God demands that we name evil things for what they are – egoism, racism, poverty, discrimination, white supremacy, religious intolerance, ignoring the desperate, pursuit of wealth at the expense of the less fortunate, sexism, homophobia, perpetuating injustice through our choices. Ignoring the least, the last, the little, the lost and the lifeless. The list just goes on, and on, and on, doesn’t it?
We tend to pray easily for those things on the “blessings” list – we try mightily to ignore the things on the challenges list – the call to move counter culturally in the realm into which Jesus calls us.
Jesus’ way is countercultural and mysterious – he is fully divine yet fully human; he has power over the earth yet submits to death on the cross; and he neither yields to those with earthly power nor does he beat them into submission with mighty arms.
       Instead, Jesus declares, it is divinely ordained and even necessary that he go to Jerusalem where he will be condemned by those holy and righteous leaders of the religious tradition and the political elite. They will torture him and kill him. But Jesus also predicts, and to be honest I don’t think that Peter and the rest of the disciples even heard this part of what he says, as shocked as they are – that on the third day he will rise from the dead.
       They miss the point of what Jesus’ true victory will be – that through his death and resurrection he will defeat the powers of sin and death, and he will rise again. And you can’t blame them.  They have absolutely no experience on which to base what Jesus is telling them about how God will act in this story. They have no way to even begin to imagine it. They have no way to comprehend that in the midst of death God brings life and even when Jesus dies on a cross, God will use him to raise us to new life.
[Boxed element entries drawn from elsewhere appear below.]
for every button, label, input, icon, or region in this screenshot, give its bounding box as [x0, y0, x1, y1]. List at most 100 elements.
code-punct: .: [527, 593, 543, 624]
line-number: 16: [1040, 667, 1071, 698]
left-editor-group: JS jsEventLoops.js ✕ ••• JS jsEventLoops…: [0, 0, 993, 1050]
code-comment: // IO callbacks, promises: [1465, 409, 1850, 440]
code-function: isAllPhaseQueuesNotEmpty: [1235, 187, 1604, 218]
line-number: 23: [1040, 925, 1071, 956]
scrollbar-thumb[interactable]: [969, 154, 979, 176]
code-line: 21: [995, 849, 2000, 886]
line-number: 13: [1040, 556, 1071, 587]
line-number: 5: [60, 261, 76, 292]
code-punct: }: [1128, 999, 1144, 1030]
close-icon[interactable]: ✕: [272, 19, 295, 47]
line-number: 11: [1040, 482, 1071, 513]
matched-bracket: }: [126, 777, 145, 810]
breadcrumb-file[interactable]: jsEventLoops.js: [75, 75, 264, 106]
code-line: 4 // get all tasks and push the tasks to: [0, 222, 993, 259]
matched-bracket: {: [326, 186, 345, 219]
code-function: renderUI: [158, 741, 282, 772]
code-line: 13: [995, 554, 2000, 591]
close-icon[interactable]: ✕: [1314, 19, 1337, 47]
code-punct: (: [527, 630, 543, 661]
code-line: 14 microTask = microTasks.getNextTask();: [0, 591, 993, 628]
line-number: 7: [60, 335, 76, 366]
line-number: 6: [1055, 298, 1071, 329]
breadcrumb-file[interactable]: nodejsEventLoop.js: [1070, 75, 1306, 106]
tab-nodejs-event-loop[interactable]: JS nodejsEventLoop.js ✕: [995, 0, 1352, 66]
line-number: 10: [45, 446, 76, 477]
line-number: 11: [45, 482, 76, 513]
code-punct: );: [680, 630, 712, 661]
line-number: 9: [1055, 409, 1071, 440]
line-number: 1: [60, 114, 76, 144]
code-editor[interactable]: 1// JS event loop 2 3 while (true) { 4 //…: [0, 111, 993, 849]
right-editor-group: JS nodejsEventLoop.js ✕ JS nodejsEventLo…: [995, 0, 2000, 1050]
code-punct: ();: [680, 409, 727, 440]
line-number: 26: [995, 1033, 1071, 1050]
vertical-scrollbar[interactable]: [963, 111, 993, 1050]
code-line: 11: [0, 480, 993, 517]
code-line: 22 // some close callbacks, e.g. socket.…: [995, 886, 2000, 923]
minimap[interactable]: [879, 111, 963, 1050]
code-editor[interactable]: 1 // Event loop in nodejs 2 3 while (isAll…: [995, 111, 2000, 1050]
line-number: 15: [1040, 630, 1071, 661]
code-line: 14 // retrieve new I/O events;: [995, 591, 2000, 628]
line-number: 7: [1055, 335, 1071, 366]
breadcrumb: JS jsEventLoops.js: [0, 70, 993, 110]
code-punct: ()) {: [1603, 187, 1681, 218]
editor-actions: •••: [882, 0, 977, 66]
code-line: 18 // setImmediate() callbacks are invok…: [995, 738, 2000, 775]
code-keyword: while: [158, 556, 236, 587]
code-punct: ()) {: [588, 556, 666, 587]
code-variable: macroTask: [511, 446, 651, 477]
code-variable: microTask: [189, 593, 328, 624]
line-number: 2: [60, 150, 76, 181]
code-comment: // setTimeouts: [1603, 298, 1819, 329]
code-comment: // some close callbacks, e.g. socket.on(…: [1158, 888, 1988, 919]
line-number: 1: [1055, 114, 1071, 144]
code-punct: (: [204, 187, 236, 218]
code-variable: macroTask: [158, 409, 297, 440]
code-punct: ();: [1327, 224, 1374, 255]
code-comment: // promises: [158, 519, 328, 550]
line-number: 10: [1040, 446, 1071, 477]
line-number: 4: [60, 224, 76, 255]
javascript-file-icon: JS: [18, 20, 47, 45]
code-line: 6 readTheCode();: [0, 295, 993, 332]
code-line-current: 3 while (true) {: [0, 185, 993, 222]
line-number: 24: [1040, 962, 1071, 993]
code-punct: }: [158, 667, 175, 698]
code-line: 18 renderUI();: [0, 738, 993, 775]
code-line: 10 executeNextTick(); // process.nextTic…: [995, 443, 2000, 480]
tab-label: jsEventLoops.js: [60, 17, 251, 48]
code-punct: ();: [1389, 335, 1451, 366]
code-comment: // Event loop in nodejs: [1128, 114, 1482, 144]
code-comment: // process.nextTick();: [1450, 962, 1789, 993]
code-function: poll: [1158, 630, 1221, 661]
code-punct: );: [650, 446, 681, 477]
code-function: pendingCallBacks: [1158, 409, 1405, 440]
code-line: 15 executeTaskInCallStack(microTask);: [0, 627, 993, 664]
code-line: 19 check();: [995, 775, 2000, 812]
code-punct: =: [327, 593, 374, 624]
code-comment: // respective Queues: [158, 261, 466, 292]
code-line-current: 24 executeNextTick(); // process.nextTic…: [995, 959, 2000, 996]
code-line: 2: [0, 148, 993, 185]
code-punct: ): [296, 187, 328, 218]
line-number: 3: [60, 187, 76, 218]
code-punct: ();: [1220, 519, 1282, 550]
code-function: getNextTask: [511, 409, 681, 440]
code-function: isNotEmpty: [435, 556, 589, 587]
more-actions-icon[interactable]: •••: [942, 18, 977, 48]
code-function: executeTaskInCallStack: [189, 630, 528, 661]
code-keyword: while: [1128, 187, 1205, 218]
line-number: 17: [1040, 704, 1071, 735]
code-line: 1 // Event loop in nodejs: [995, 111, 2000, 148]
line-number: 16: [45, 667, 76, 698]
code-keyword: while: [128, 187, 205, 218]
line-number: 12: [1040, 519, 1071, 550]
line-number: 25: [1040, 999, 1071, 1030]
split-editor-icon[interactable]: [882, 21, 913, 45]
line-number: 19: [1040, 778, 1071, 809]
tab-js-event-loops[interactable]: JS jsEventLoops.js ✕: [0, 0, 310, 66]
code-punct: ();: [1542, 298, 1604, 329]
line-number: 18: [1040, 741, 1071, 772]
     So, today I invite you to join me as we challenge our imaginations – where are the places that God is at work in and through your life for the good of the world? Can you imagine what you, your congregation, or your community has to offer the world? Can you imagine, that when you befriend the lonely or encourage the frightened heaven rejoices? Can you imagine that, though afraid, when you stand up to those who spew hate God is with you? Can you imagine that even smallest acts of love and generosity can change the world order and introduce a different reality; That through your hands, God’s work truly is done? Can you imagine that love is more powerful than hate and that you hold that power inside your own beating heart? Can you imagine that God raised Jesus from the dead in an act of defiance, strength, power and life for the world?
      Many of us have been moved by the outpouring of love and support across racial and economic lines for the victims of Harvey this week – we’ve even joined in. We’ve been amazed at the heroic acts by strangers who risked their own lives to save the lives of those in peril.
I don’t believe, and I sincerely hope that none of you believe, that this hurricane was a sign of God’s wrath, judgement or punishment. While God’s ways are mysterious to us, so too are God’s enormous store of strength and compassion and drive for forgiveness and relationship. I believe that God is at work in acts of kindness and generosity large and small in the healing of those affected by the storm and floods and that God can use these blessings to change hearts and build bridges.
      When we drift and falter as Peter did, God is there to challenge us, bless us, and call us back. God forgives us and frees us to set our minds, wills, and action in the direction God intends for us as redeemed children of God. In Paul’s letter, we hear the call to let love be genuine, hate what is evil, and hold fast to what is good. Life places us in a complicated world. But with Jesus’ blessing, each day we have an opportunity as his disciples to live out the radical, unexpected love of God in Christian life and service. May the Holy Spirit empower us, that it may be so.